It Will Take All Of Us.

Our Community of Practice

Some of the seeds of Collective Tapestry were sown over 10 years ago as I began to sense a need for a different & unique type of space for collaboration, partnership and collective ways of being. It was not to be another traditional institution but a space for gathering, for mutual accompaniment and for shared exploration.

Within the past 10 years I have found myself in continuous co-creation with creative global facilitators as we keep encountering each other on common playgrounds.

Together we often conspire around ideas for communal strategies that allow something new to emerge, finding its shape along the way.

We are a global team of practitioners and community builders who are part of an emerging tapestry and we each bring our creative strands to the table.

- Shabrae Jackson

The story can no longer only be about the courageous act of the one hero or the charismatic leader.  We are in a time in which the story must re-center on communities. 

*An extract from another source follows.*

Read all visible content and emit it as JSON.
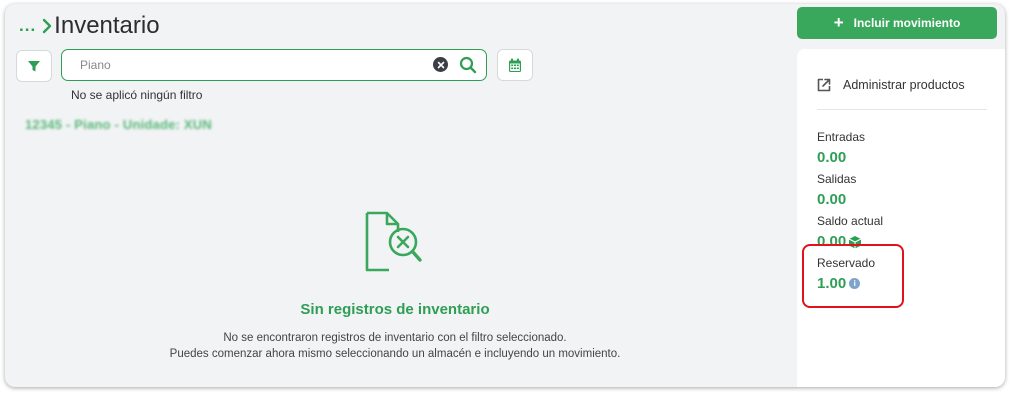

The diverse challenges before our world are large and some may feel at times, impossible to meet.  Through partnership we have learned that these challenges always invite us to move beyond ourselves and consider possibilities beyond the normal response.  It brings one to the conclusion that it will take all of us to bring about such a change.

It will take unique and unprecedented partnerships between fields of thought, frameworks, methodologies, governments, schools, religions, NGOs, and groups.

It will take each person offering what they have, working together in collaborative ways, reimagining a shared future. 

Our Team

Shabrae Jackson

Shabrae Jackson is an expressive arts facilitator and educator who has worked in numerous communities internationally & in the US.  Her work centers around themes of belonging, healing, group dynamics, and peace-building.  Believing strongly in the power of community and local leadership, she enjoys exploring how personal and collective narratives can renew spaces for connection and healing - creating the conditions for the arts, play and transformation to meet.

Shabrae has in-depth experience implementing grassroots community-led projects and lived in Mexico for over 15 years. She is co-founder of UMBRAL, an organization engaged in arts-based psychosocial trauma & healing in Mexico City and at the border with migrants & refugees.  Shabrae has facilitation certifications from Training for Conflict Transformation (TCTT) and EXIT (Expressive Arts in Transition). Her undergrad work is in the area of Social Work, a MA in Expressive Arts for conflict transformation and peace and a postgraduate degree in Sports for Peace. Shabrae has recently begun her doctoral process where she is exploring ritual and restoration in groups and communities through cultural & contextualized resources and pedagogies for healing and peace.

Lyd Pensado

Lyd Pensado holds a degree in Special Education with extensive experience in supporting migrants, refugees, and victims of human trafficking. She has a master's degree in Divinity and another in Mental Health, as well as various postgraduate studies in pastoral psychology, art therapy, psychological first aid, and logotherapy. She is also a certified spiritual director and is in the process of applying for membership in the Association of Spiritual Directors of the European Union and the United States. As the Executive Director of El Pozo de Vida AC and co-founder of Borra la Violencia AC, her main focus is on trauma restoration through the arts, spiritual development, and professional training to broaden their intervention perspective and prolong their impact.

Mylinda Baits

Mylinda currently works with International Ministries ABC-USA as a Global Consultant for Training using the Restorative Arts, sharing arts-based healing resources with social change agents, global peace builders, faith and community leaders, alongside trauma survivors across the globe.  She works in tandem with others to weave community learning, art-making  and relational practices to promote expression, sustain health and resiliency, nurture peace building, and empower positive change. Like a mosaic maker, she has gathered bits of wisdom, experience and beauty from people and places across educational contexts, cultures and continents. Holding advanced degrees in behavioral science, divinity, and the expressive arts, she finds the playful intersection of science, faith and art to be compelling and complementary.  This kaleidoscope of many colors and shapes continues to shift into new wonders as she accompanies communities impacted by displacement, tragedy and collective ambiguous loss. She is passionately playful, seriously silly, and contagiously curious; finding the sacred in ordinary spaces and beauty in broken places.

Elisabeth Yupanqui-Werner

ELISABETH is a founding member of adis e.V., a collective leadership institution that focuses on empowerment and anti-discrimination work within organizational development, training and counseling. She is a trained expressive arts in Transition facilitator and practitioner and works with different empowerment-groups and communities in Germany. She works as a supervisor and coach (DGSv) with diverse teams and grassroots organizations in transformational processes towards social justice.  Elisabeth believes that spiritual practice is foundational for personal and inter-generational healing in order to embody liberating realities that bring deep change. Her background lies in social work, adult education and psychodrama.

Through play, movement, and the arts we create spaces where people can imagine new possibilities and pathways towards communal practices of connection and healing. Our work utilizes psychosocial arts-based methodologies to accompany groups and communities to create tapestries of care.